This demo uses an open-source dataset to explore different data wrangling and plotting techniques in R. Data organization is hugely important because it can impact the quality and accuracy of any statistical tests or visualizations. A popular collection of data organization packages is the tidyverse
, which all share an “underlying design philosophy, grammar, and data structure” (see more).
The basic structure of tidy data is every variable goes into a column and every column is a variable. Using this framework, we can manipulate the data to calculate new values, run statistical tests, and generate a graphic. In this demo, I will primarily use dplyr
, ggplot2
, and tidyr
to organize my data and make some beautiful plots. I will be using the Top Hits Spotify from 2000 - 2019 dataset, available on Kaggle.
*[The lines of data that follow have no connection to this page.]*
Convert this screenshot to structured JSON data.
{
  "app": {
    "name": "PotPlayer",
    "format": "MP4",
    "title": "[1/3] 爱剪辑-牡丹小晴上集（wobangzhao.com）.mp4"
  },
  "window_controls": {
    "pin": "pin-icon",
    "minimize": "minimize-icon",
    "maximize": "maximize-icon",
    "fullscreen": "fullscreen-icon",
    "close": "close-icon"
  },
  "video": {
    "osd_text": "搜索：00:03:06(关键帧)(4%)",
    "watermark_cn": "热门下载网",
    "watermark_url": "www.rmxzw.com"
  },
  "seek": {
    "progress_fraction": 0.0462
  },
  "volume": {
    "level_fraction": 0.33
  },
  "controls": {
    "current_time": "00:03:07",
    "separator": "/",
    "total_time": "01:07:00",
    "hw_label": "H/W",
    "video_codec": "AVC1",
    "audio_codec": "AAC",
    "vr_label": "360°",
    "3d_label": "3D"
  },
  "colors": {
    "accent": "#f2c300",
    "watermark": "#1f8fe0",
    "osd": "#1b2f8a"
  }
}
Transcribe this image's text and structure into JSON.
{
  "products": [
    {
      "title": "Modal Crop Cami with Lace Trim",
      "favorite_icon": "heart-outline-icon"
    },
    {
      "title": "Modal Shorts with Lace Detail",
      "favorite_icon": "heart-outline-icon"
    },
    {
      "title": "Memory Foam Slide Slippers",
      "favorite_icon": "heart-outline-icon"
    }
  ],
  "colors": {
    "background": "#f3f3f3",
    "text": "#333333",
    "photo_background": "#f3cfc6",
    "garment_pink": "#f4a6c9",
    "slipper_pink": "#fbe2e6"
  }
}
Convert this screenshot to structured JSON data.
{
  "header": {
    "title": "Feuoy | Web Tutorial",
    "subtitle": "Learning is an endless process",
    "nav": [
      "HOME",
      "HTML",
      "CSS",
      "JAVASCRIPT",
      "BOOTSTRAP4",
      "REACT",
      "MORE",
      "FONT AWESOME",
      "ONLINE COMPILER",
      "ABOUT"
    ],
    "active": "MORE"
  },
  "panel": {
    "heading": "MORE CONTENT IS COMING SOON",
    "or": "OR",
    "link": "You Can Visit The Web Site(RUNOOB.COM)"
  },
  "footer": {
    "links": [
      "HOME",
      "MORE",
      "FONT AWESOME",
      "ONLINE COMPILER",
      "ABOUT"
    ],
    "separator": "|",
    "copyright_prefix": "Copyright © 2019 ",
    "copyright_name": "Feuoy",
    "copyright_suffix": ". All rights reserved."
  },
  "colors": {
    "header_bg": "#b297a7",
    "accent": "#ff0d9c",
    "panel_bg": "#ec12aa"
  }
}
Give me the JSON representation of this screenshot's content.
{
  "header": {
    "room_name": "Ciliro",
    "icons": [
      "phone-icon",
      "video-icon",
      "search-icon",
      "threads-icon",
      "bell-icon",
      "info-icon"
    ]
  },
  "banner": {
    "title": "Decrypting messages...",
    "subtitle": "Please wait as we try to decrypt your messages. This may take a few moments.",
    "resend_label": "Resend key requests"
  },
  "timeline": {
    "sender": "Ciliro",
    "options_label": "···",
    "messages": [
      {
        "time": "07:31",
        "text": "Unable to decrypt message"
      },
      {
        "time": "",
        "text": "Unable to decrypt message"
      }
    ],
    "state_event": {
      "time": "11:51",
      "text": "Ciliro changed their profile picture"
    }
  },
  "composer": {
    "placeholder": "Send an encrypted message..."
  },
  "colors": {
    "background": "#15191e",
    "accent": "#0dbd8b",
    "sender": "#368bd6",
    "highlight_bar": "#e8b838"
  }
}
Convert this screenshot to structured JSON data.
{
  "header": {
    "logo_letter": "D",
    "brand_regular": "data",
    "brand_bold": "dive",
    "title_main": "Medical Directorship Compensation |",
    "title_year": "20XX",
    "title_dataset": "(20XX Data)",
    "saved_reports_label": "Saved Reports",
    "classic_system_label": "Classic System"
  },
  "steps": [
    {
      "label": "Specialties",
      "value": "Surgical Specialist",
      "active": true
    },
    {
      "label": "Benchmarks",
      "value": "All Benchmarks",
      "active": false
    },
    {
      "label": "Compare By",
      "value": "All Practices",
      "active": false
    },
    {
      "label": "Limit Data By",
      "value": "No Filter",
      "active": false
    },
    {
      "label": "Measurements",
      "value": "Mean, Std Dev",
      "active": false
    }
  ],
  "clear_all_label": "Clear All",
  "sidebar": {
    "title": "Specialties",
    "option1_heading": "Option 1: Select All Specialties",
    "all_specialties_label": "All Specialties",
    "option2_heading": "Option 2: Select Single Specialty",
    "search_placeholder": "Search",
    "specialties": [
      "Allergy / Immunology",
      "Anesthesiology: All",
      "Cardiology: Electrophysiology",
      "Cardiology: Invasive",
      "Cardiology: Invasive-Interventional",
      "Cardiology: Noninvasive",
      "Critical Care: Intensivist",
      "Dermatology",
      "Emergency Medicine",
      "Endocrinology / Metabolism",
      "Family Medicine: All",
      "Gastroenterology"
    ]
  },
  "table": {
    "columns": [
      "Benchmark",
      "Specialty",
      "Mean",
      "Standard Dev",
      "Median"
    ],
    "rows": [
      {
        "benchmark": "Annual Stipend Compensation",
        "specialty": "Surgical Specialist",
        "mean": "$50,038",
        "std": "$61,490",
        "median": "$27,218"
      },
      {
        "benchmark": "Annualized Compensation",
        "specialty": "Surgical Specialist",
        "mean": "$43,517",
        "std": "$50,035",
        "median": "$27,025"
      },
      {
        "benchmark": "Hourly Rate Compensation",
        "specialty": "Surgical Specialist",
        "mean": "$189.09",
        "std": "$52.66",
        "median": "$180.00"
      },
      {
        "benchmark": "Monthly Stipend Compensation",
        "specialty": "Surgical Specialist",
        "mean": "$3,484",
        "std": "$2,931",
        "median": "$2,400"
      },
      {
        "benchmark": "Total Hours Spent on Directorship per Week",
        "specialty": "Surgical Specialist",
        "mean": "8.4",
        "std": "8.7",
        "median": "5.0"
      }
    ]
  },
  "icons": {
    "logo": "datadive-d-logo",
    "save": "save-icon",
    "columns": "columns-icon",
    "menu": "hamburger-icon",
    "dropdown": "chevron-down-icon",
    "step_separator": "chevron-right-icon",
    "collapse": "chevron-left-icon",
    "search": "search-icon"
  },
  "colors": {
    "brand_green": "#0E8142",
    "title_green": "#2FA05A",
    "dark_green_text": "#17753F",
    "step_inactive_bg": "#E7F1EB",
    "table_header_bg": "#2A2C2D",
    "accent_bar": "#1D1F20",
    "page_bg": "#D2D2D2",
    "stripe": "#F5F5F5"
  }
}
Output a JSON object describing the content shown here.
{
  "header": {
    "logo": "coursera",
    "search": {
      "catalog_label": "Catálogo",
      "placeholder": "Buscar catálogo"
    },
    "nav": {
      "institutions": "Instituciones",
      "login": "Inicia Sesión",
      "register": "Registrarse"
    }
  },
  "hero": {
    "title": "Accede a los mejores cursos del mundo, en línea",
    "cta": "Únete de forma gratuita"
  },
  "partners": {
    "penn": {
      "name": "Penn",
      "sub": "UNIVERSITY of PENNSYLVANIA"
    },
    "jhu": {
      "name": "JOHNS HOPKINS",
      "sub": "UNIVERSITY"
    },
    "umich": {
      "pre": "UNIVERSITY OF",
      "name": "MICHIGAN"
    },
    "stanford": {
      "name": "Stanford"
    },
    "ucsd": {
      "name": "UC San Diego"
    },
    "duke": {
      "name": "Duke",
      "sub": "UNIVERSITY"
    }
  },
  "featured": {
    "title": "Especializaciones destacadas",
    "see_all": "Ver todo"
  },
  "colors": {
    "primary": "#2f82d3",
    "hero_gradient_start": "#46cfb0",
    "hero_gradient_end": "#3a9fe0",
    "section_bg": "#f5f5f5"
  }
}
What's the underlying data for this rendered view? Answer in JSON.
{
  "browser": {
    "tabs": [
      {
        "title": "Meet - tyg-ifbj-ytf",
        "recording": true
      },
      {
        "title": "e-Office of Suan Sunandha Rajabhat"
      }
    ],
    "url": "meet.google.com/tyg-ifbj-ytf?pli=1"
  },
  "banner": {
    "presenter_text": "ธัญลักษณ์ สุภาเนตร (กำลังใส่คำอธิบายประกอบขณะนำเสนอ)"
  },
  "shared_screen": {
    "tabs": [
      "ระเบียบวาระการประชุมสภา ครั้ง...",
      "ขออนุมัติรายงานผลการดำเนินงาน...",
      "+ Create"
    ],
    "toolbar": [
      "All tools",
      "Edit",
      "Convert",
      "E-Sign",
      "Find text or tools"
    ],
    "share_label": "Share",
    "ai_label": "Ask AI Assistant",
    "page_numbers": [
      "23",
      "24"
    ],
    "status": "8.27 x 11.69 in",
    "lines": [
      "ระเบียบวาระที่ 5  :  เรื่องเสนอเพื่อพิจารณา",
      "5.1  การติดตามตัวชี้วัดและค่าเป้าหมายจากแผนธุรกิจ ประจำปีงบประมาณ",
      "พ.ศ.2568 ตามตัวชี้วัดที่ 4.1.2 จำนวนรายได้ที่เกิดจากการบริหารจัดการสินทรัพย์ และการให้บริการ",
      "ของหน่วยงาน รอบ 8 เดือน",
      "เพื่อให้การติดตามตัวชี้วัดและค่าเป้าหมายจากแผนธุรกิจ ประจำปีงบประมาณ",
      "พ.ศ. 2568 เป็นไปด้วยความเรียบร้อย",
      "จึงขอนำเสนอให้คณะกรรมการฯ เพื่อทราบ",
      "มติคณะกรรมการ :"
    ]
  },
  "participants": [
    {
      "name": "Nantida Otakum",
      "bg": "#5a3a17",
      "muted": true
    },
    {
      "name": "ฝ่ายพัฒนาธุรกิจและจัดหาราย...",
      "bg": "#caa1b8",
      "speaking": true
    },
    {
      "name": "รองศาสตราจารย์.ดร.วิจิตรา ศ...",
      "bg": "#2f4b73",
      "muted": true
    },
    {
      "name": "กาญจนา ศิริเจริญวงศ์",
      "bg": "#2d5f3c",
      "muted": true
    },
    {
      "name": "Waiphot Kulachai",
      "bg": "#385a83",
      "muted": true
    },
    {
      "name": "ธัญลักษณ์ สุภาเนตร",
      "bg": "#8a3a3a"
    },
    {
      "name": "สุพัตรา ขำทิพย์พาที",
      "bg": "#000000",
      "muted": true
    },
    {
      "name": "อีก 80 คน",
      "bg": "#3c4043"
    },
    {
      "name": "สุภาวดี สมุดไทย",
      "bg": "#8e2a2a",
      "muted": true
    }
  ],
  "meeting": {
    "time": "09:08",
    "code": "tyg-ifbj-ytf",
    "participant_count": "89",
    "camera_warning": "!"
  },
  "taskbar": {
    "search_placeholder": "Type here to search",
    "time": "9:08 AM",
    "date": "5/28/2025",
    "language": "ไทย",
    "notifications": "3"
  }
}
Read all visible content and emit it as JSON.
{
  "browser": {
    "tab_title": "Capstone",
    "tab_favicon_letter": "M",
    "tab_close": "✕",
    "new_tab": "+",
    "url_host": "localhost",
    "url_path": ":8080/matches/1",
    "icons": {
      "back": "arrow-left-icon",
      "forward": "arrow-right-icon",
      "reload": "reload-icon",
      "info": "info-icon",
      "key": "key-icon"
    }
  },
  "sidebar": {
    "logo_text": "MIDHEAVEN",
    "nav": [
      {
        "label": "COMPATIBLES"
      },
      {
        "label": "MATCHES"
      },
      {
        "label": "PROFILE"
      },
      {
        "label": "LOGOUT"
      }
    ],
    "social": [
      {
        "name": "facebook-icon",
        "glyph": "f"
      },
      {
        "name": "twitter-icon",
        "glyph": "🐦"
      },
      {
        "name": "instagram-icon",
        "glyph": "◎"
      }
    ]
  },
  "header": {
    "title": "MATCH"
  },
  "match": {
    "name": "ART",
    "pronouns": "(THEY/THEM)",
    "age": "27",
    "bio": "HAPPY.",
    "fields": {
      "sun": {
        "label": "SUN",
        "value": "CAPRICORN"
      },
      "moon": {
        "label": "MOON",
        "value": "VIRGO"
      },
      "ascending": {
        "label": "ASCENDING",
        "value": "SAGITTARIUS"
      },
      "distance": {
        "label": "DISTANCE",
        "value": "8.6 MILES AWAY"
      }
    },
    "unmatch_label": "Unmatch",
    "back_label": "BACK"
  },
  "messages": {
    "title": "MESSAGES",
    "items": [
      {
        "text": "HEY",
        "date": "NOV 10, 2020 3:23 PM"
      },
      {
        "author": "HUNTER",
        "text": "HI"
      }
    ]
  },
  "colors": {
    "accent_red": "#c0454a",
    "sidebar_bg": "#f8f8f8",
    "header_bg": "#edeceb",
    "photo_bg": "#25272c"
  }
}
First, I will load the packages I need. If you do not already have tidyverse packages installed on your computer, you should install them using install.packages('tidyverse')
first. The other packages I’m loading will be useful for customizing my plots. I’ll also set a global theme to theme_classic
.
library(ggpubr) # ggplot customization
library(Rmisc) # basic statistics helper
library(reactable) # format tables in a nice way
library(gganimate) # animate plots
library(scales) # ggplot scale customization
library(icons) # icon library
library(tidyverse) # load all tidyverse packages
theme_set(theme_classic()) # set classic theme
I will also read in the dataset as df_raw
and look at the first few rows to get a sense of the variables I’m working with.
# read in data
df_raw <- read.csv('./data/songs_normalize.csv')
# see first six rows of all variables
reactable(head(df_raw), compact = T)
Based on the data, it looks like I have 18 variables. These are further explained on the Kaggle page for this dataset. This is a lot of data, so it’s useful to break down and organize the data depending on my analysis questions. This is where dplyr
and tidyr
come in handy.
I also noticed that despite the dataset saying it includes songs from 2000 to 2019, I see some songs from before 2000 and after 2019 included. I will remove those observations.
df <- subset(df_raw, df_raw$year >= 2000 & df_raw$year <= 2019)
Since I have so much data, I’ll want to narrow down my analysis questions for this demo. The main questions I will explore are:
Which artists have the most hit songs?
Are positive songs more energetic and danceable than negative songs?
Do songs in major and minor scale change in popularity over time?
Are songs with explicit lyrics speechier than songs without explicit lyrics?
Does song tempo or duration influence song popularity?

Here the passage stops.